In homage, every international group performing in Dollywood developed their own version of it. Every night the Russian dancers from Moscow would dress up like cowboys at the end of their set and belt out these lines in heavily accented voices:

"Once there was a girl on rocky top,

Half bear the other half cat.

Wild as a mink, sweet as soda pop,

I still dream about that."

Other Dollywood highlights for Fleming included the nightly cattle stampede (you can watch them from your restaurant window).

There are live races on Emus and even pigs. And the waiters dress up in the uniforms of both sides of the American Civil War.

Marching up and down the wide streets the calvary fires and you cheer for your side - Confederate or Yankee. In the south, Fleming discovered, the legacy of the Civil War is still very much alive.

"Many of the people I spoke to told me their great grand fathers were involved. But that there would also be shows based on that war was a real surprise to me," he said.

At Dollywood, the long and glorious history of the south is celebrated nightly, but what Fleming calls the "sticky question" of where all that plantation money came from, for example, is overlooked. Instead everyone picks a side to cheer for.

"Coming from a theater background I wondered at the message they were trying to get across. Either the message was none of this is important and have a good old time, or the message was war is glorious and wonderful."

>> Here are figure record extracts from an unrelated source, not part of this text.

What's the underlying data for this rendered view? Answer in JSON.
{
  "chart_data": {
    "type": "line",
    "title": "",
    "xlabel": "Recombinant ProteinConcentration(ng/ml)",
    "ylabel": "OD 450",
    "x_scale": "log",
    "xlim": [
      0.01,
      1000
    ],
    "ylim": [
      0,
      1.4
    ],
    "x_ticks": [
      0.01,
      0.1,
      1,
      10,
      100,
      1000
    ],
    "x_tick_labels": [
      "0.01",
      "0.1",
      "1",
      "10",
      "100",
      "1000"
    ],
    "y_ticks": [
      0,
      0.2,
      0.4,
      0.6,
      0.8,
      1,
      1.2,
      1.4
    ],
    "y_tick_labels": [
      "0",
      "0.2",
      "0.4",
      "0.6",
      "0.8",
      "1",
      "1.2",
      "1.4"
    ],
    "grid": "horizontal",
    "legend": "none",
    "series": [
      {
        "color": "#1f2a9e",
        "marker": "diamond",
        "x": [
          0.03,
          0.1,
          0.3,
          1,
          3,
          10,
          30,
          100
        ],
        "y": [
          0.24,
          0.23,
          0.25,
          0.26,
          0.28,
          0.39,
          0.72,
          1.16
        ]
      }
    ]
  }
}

Since Dollywood is located close enough to Graceland, Fleming figured he would also take in the Vegas style home of the King of Rock and Roll himself, Elvis Presley.

"When I was a kid my idea of cool was Elvis. Graceland was a really strange place. If you can visit a house with shag carpets on the ceilings and floors and say that it was tasteful, then the tour was tastefully done," he said.

"The front rooms are quite classical, but then you reach the Jungle Room with the fountains on the wall and the whiskey bars and it might remind you of your swinger uncle's house in the 1970s. It was way over the top but kind of cool. Elvis the King was like Dolly the Queen in respect to the fact that they never left their hometowns, they both chose to keep it real. I loved them both. If you're ever down there, you shouldn't miss it."